Provisioning certificates onto devices
In a production flow, you should provision unique certificates onto each device as part of your manufacturing process. Once the certificates are on the device, pass them as part of the configuration when creating the Golioth Client.
As an example, store your client certificate and private key in byte arrays and pass pointers and array sizes as members of to the Golioth Client configuration:
/* Get the Golioth CA Certificate from the Golioth SDK */
static const uint8_t tls_ca_crt[] = {
#include "golioth-systemclient-ca_crt.inc"
};
int main(void) {
uint8_t* tls_client_crt = pointer_to_your_crt_der_byte_array;
uint8_t* tls_client_key = pointer_to_your_key_der_byte_array;
size_t tls_client_crt_len = sizeof_your_crt_der_byte_array;
size_t tls_client_key_len = sizeof_your_key_der_byte_array;
golioth_client_config_t client_config = {
.credentials = {
.auth_type = GOLIOTH_TLS_AUTH_TYPE_PKI,
.pki = {
.ca_cert = tls_ca_crt,
.ca_cert_len = sizeof(tls_ca_crt),
.public_cert = tls_client_crt,
.public_cert_len = tls_client_crt_len,
.private_key = tls_client_key,
.private_key_len = tls_client_key_len,
}}};
golioth_client_t client = golioth_client_create(&client_config);
/* Continue program flow */
}
Golioth does not specify the means of provisioning certificates onto a device;
you are free to use whichever method bests fits your device architecture and
manufacturing process.

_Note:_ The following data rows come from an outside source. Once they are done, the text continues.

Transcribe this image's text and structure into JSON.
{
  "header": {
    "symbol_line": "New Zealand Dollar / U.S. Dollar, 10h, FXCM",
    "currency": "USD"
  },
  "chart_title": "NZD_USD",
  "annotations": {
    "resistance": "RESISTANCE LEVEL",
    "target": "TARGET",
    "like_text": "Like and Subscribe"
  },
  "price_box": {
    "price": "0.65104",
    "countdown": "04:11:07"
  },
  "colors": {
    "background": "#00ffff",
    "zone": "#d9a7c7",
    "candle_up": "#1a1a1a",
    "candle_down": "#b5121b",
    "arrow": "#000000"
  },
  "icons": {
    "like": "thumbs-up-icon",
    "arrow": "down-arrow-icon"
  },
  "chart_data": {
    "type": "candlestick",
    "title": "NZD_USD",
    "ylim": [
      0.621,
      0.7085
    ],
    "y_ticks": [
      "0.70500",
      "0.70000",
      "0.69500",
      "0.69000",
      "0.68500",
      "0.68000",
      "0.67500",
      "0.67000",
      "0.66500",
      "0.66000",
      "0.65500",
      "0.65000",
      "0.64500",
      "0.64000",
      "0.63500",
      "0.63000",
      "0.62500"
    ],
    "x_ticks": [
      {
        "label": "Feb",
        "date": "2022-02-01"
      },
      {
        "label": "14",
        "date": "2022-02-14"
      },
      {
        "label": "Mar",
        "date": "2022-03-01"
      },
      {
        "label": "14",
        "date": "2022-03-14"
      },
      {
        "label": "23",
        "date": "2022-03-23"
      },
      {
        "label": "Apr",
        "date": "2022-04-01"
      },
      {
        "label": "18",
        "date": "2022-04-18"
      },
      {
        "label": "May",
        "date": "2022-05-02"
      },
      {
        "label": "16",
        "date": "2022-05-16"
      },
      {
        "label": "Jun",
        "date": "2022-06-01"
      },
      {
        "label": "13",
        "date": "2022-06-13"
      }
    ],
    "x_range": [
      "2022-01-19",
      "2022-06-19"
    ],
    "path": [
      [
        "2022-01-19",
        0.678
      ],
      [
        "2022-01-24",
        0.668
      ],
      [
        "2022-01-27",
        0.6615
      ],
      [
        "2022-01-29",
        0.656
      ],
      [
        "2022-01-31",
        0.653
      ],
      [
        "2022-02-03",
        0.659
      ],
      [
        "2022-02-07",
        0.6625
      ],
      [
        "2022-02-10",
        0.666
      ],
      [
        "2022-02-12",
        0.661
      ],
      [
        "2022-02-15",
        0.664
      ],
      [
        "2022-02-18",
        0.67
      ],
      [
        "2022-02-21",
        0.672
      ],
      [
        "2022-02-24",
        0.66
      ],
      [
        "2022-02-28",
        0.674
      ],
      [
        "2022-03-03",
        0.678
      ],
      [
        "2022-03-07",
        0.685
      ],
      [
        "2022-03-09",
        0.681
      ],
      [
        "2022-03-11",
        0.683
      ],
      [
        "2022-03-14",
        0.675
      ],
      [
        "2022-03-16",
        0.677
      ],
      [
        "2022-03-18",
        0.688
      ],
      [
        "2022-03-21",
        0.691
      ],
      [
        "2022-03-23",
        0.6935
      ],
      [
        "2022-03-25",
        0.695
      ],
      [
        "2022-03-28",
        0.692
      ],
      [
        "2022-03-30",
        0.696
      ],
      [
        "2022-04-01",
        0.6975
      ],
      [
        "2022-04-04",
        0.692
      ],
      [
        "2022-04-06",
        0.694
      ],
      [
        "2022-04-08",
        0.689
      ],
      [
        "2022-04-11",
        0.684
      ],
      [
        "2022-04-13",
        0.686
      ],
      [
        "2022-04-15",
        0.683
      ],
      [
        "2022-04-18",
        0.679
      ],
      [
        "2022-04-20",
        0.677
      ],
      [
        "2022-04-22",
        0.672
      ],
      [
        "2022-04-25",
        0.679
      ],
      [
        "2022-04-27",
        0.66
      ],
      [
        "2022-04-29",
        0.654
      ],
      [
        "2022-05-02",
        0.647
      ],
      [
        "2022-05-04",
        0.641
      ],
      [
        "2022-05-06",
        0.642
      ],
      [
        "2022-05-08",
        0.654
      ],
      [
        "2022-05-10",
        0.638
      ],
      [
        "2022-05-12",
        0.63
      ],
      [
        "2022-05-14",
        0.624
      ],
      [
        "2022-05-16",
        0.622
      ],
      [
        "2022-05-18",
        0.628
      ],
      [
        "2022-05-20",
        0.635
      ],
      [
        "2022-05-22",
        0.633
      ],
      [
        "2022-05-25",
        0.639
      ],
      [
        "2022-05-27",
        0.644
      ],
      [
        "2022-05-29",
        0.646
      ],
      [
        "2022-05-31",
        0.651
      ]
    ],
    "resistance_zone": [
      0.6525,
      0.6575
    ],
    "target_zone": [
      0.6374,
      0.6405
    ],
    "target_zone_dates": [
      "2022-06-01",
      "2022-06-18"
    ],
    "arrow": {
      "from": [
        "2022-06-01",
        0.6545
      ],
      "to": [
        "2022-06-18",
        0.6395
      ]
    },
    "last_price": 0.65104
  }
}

We provide an example of one way to provision
certificates in the Zephyr-based certificate_provisioning
sample.
Upload the public root key
You need to upload the public root key to the Golioth server so it may be used to authenticate your device. This process, as well as an example of a device successfully completing authentication, is found on the Device Management: Authentication page.